From a planning and policy perspective, Governments have to consider the collateral health impact of such interventions, which is why the excess deaths outlook is important, taking into account the indirect effect of both Covid-19 infections, and also the cumulative health impacts of the methods (such as quarantining and social distancing) used to contain the virus.
One of these negative impacts is on the take-up of diagnosis and treatment of other serious conditions which might well cause many further excess deaths next year, to which I referred in my modelling update post of July 6th, referencing a report by Health Data Research UK, quoting Data-Can.org.uk about the resulting cancer care issues in the UK.

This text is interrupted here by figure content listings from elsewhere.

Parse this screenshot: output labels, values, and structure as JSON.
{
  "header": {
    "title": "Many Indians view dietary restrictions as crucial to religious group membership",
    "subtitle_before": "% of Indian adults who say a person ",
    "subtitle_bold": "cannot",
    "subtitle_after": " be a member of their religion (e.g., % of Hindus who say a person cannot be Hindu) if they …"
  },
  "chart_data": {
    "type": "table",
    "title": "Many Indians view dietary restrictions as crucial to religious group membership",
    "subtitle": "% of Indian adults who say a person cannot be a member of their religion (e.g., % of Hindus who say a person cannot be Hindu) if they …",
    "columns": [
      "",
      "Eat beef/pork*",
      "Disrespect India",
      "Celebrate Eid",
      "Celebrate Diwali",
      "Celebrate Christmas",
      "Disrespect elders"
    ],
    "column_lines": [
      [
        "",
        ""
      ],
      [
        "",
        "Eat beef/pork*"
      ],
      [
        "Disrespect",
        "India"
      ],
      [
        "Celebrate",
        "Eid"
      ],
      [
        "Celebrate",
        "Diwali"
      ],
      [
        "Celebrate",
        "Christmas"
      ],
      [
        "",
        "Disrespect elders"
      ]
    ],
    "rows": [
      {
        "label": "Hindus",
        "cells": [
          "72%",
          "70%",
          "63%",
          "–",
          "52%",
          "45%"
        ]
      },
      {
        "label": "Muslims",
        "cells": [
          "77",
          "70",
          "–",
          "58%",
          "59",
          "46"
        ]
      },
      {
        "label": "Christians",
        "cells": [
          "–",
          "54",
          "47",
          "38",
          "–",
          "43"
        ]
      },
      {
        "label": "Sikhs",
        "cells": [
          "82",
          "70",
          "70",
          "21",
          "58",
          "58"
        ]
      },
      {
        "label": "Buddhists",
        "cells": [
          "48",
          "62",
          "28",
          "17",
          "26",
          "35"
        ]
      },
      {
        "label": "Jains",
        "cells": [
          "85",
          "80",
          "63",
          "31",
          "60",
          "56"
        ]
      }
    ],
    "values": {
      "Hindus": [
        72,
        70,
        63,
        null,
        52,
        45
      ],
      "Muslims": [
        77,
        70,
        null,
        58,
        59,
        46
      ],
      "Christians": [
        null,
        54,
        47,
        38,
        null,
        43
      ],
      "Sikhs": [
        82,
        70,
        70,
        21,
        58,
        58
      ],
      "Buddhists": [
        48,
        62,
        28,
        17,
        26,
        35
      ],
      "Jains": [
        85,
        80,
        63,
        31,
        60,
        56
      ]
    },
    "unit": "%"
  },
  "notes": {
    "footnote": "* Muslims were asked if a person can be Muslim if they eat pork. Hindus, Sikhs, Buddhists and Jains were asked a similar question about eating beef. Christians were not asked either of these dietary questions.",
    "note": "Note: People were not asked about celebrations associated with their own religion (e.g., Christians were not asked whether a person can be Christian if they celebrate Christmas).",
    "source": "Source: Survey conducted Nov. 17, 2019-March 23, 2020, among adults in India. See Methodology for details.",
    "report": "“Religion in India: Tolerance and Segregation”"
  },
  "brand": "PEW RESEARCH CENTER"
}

Politicians also have to cope with the economic impact, which also feeds back into the nation’s health.
Hence the narrow numbers modelling I have been doing is only a partial perspective on a very much bigger set of problems.
Chart by Michael Levitt illustrating his Gompertz function curve fitting methodology
Introduction
I have been wondering for a while how to characterise the difference in approaches to Coronavirus modelling of cases and deaths, between “curve-fitting” equations and the SIR differential equations approach I have been using (originally developed in Alex de Visscher’s paper this year, which included code and data for other countries such as Italy and Iran) which I have adapted for the UK.
Part of my uncertainty has its roots in being a very much lapsed mathematician, and part is because although I have used modelling tools before, and worked in some difficult area of mathematical physics, such as General Relativity and Cosmology, epidemiology is a new application area for me, with a wealth of practitioners and research history behind it.
Curve-fitting charts such as the Sigmoid and Gompertz curves, all members of a family of curves known as logistics or Richards functions, to the Coronavirus cases or deaths numbers as practised, notably, by Prof. Michael Levitt and his Stanford University team has had success in predicting the situation in China, and is being applied in other localities too.
The SIR model approach, setting up an series of related differential equations (something I am more used to in other settings) that describe postulated mechanisms and rates of virus transmission in the human population (hence called “mechanistic” modelling), looks beneath the surface presentation of the epidemic cases and deaths numbers and time series charts, to model the growth (or otherwise) of the epidemic based on postulated characteristics of viral transmission and behaviour.
Research literature
In researching the literature, I have become familiar with some names that crop up or frequently in this area over the years.
Focusing on some familiar and frequently recurring names, rather than more recent practitioners, might lead me to fall into “The Trouble with Physics” trap (the tendency, highlighted by Lee Smolin in his book of that name, exhibited by some University professors to recruit research staff (“in their own image”) who are working in the mainstream, rather than outliers whose work might be seen as off-the-wall, and less worthy in some sense.)
In this regard, Michael Levitt‘s new work in the curve-fitting approach to the Coronavirus problem might be seen by others who have been working in the field for a long time as on the periphery (despite his Nobel Prize in Computational Biology and Stanford University position as Professor of Structural Biology).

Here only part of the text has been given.